Saturday, 21 May 2011

The Barrier

I didn't feel so wonderful when I got up yesterday morning for work. My fatigue was with me once again, and while I was sitting on the train, I was wondering how I was going to get through the day. My legs felt heavy, I was a little spaced out, and I could have done with going back to bed.

My lessons actually perked me up. The kids were great, but I did get a little irritated by the head of the centre. She had walked into my lesson and started questioning what I was intending to spend the budget on. My desire to buy was mainly down to her already buying the wrong materials. Half of the stuff orderered has still not turned up. It wasn't her line of questioning that bothered me the most. I was more annoyed that she chose to do it during one of my lessons and in front of everyone. Now that's not very professional, is it?
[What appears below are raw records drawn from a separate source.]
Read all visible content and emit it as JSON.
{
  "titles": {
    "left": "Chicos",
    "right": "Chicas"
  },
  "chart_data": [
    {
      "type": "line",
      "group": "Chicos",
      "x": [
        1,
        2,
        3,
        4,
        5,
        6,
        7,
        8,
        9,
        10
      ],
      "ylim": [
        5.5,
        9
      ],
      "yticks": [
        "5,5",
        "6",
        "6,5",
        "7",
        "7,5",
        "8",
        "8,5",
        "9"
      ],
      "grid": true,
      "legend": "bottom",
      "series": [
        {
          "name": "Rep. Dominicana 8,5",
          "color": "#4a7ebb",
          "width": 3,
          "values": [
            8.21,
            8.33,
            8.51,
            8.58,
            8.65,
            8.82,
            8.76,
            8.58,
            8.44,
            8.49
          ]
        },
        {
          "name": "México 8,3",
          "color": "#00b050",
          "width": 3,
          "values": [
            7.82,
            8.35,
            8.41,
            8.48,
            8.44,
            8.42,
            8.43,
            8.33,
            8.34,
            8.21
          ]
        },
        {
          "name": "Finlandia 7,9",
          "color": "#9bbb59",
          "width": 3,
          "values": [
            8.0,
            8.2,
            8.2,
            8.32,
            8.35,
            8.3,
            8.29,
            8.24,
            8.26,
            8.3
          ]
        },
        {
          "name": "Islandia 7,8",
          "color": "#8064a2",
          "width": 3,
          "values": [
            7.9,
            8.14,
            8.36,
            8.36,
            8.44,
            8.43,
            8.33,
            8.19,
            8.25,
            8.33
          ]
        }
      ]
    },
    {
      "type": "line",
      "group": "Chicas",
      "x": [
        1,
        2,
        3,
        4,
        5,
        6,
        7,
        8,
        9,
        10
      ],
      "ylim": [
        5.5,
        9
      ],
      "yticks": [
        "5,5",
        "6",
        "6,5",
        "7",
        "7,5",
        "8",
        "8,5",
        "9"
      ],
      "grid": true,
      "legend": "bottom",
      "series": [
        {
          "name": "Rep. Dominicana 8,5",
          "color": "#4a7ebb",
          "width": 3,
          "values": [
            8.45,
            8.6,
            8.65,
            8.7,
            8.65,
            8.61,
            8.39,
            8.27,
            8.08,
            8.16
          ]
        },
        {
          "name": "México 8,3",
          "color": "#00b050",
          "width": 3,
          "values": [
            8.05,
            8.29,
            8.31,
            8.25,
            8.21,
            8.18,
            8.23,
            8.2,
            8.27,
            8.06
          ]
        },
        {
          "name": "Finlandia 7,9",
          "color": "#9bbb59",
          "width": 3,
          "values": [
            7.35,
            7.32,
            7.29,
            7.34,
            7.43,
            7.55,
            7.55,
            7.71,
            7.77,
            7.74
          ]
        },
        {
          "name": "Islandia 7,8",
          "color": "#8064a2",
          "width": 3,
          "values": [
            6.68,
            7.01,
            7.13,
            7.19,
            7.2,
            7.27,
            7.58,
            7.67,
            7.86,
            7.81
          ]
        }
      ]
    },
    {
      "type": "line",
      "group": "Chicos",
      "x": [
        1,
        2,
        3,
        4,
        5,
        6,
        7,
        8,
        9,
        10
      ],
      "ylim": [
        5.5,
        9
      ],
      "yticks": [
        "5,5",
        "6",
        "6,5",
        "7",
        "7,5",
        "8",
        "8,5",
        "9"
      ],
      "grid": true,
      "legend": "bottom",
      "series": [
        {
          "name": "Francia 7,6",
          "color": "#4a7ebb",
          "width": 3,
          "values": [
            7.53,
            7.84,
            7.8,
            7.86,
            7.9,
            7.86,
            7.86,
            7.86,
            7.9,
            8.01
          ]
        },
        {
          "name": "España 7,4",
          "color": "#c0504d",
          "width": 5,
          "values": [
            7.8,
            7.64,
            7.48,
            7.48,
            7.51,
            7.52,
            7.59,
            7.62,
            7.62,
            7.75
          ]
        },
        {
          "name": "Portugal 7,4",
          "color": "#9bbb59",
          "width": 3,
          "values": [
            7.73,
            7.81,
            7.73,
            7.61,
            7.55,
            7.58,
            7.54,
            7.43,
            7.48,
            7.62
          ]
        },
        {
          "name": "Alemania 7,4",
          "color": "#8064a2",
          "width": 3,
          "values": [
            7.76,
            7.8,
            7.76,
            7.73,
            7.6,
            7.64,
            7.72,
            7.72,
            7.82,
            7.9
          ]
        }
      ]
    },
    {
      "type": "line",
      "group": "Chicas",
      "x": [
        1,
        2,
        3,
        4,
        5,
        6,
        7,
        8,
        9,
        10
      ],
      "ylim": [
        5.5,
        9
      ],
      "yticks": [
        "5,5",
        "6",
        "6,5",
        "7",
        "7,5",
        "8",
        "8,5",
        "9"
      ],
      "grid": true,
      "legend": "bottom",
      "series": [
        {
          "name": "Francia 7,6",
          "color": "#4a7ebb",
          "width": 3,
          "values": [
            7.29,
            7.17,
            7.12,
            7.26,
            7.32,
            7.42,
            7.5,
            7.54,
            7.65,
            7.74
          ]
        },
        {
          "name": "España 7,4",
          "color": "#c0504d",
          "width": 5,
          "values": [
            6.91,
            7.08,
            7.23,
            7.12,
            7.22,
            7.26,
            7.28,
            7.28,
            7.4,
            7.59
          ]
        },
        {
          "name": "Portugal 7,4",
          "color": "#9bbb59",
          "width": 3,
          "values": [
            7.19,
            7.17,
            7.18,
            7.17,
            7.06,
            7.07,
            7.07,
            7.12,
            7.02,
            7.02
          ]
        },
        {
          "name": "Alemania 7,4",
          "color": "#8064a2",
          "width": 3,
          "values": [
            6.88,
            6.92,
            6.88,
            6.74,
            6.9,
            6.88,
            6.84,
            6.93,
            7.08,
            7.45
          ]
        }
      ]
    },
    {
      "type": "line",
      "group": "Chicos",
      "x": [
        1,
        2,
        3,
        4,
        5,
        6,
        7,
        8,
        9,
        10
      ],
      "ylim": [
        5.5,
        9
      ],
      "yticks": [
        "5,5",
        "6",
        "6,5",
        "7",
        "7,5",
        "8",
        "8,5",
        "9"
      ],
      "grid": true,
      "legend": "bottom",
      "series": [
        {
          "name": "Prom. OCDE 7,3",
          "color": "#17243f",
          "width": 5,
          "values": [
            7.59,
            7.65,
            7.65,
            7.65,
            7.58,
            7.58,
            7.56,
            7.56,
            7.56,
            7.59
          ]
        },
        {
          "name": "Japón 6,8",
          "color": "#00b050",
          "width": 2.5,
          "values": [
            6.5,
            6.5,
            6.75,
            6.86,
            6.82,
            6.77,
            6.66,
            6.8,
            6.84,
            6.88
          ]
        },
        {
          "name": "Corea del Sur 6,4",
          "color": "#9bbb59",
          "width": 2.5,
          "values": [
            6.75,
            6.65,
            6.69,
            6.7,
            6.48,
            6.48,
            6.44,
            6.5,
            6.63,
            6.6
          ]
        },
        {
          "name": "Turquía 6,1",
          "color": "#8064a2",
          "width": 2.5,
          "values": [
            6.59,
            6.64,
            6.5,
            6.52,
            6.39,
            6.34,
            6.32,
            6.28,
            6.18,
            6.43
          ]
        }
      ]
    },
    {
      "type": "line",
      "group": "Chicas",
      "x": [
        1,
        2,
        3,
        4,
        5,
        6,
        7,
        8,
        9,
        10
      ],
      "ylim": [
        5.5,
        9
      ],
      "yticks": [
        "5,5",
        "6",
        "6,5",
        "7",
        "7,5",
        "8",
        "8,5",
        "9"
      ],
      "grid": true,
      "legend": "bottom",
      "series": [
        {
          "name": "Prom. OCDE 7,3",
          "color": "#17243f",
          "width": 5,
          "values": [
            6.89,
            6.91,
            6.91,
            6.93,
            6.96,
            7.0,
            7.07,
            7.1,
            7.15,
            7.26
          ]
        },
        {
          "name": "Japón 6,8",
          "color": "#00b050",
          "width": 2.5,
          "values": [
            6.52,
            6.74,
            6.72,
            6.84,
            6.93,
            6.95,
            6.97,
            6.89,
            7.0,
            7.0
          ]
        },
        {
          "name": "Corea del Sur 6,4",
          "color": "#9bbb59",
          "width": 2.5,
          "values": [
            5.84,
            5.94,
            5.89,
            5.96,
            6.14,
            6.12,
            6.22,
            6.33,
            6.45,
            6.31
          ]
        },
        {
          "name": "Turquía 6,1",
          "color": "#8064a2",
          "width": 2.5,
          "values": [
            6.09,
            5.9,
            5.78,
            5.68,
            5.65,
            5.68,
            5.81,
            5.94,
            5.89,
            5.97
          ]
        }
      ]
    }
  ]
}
The other practitioner who drives me there every week picked me up afterwards and we went and sat in a pub garden by the river for a couple of hours, drinking coffee and talking. She has had her fair share of problems with the teaching staff at this school, so she understands where I am coming from. In the short time that I have been working with this practitioner, we have become friends. She is interesting, hardworking, and very generous.

Despite saying that I didn't want to go out last night, after a bad day at work for my boyfriend, I relented and we popped into town for a few drinks. A good handful of my friends were already going out, so we met up with them. I had a really nice evening but I still didn't feel my best. However, it was actually nice to talk with everyone and it took my mind off of the way I'd been feeling. We cut our evening before it got too late and went back to one of my friend's house, where we stayed the night in her spare room.

I am not entirely sure where today's card, the 2 of Swords, fits in. The woman in the illustration is cutting herself off. She doesn't want to pay attention to what is happening in the water behind her and closes off her heart with her arms, producing a barrier. This could relate to a few of my friends who are currently trying their best to avoid what they know deep down is the right thing to do. If not about them, then the woman in this card could also be a symbol of keeping things simple today and not letting anyone or thing in. My boyfriend and I are going to the coast tomorrow, so have needed a day of doing little today.